Les militaires se déploient dans la campagne, ils aspergent le sol, les récoltes et visent les arbres, car les criquets filent dans les airs autour d’eux. Les pulvérisateurs à moteur ne parviennent pas à atteindre les branches les plus hautes. “[Les soldats] travaillent, mais pour ça, c’est des avions qu’il leur faut, commente Omony Charles, un pilote de boda boda, un moto-taxi, qui vit non loin de là et assiste à l’opération. Les machines n’arrivent pas jusqu’en haut.”
Des insectes “complètement ivres”
“Ils sont assoupis, ils ne savent plus où ils sont, complètement ivres, rétorque un soldat, qui affirme que les criquets mettent du temps à mourir. Mais on n’a pas assez d’effectifs. Et on ne peut pas pulvériser assez haut, ils s’échappent.” D’autres militaires se plaignent que leurs masques ne fonctionnent pas, que leurs tenues de protection se déchirent et qu’ils sont épuisés. “Le transport, c’est un problème”, dit l’un d’eux. Il décrit les camions dans lesquels on les entasse afin de les transférer d’un endroit à un autre, et où ils sont si serrés qu’ils ne peuvent pas dormir. Les bidons de pesticides qu’ils portent dans le dos fuient et le produit leur coule sur les jambes quand ils le pulvérisent.

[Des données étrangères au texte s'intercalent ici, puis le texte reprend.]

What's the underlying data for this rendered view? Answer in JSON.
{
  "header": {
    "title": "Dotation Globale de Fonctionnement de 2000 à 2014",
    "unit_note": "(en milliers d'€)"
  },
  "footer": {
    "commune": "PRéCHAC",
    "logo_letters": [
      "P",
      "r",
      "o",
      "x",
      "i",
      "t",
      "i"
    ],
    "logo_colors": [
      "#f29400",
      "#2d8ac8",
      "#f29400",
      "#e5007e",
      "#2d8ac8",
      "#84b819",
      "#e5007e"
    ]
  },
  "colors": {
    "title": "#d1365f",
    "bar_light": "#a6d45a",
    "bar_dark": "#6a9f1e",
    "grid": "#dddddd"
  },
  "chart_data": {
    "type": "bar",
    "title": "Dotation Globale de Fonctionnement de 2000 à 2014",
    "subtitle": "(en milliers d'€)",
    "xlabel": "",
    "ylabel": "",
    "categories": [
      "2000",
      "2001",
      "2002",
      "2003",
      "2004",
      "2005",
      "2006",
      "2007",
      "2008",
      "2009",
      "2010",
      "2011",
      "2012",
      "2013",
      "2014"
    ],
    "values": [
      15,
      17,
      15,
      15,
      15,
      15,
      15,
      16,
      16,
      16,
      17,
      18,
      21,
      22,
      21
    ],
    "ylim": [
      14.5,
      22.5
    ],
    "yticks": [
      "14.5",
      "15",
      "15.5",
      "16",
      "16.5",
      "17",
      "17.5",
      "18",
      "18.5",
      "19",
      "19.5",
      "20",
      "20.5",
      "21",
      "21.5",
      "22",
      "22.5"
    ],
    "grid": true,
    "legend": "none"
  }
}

Abonyo Shantina, une paysanne de 40 ans, mère de six enfants, observe toute la scène. Elle se réjouit de la rapidité avec laquelle l’armée a réagi. Elle cultive du maïs, du sorgho, du millet et du coton, et elle redoute l’invasion des insectes. “On va souffrir, concède-t-elle. Je vais avoir du mal à trouver de quoi nourrir mes enfants.”
Charles Kama, un fonctionnaire de Kitgum âgé de 54 ans, conduit un camion-citerne d’eau nécessaire à l’opération. “Je crois que la guerre est déclarée, fait-il. Les criquets vont être vaincus parce que j’ai vu les efforts [de l’armée].”
“C’est une situation extrême, mais grâce à Dieu, nous allons la combattre méthodiquement”, déclare Abitegeka Gerald, un officier de l’administration ougandaise des réserves naturelles, assis à l’avant d’un camion militaire qui progresse dans les champs pour rejoindre une nouvelle position. Des criquets jaunes s’écrasent sur le pare-brise. Plus tard, debout au milieu de militaires qui aboient des ordres, il brandit un sac en plastique qui contient des criquets vivants. Il a l’intention de les offrir à ses supérieurs pour leur montrer que la mission a été accomplie.
Vers 10 heures du matin, l’opération ralentit. Du point de vue de Gerald, la matinée a été un “succès”, même si, au moment même où il parle, des nuées de criquets continuent de voler en cercle derrière lui. “En arrivant ici très tôt, on a veillé à en tuer le plus possible… On fait tout pour les chasser avant qu’ils se répandent dans tout le pays.” Pourtant, ajoute-t-il, ils ont besoin d’aide. “Sur le terrain, on n’est pas assez nombreux à se battre contre ces insectes. Vous avez vu les grands nuages, vous avez vu nos gadgets et notre équipement, c’est clair qu’il nous faut de l’aide.”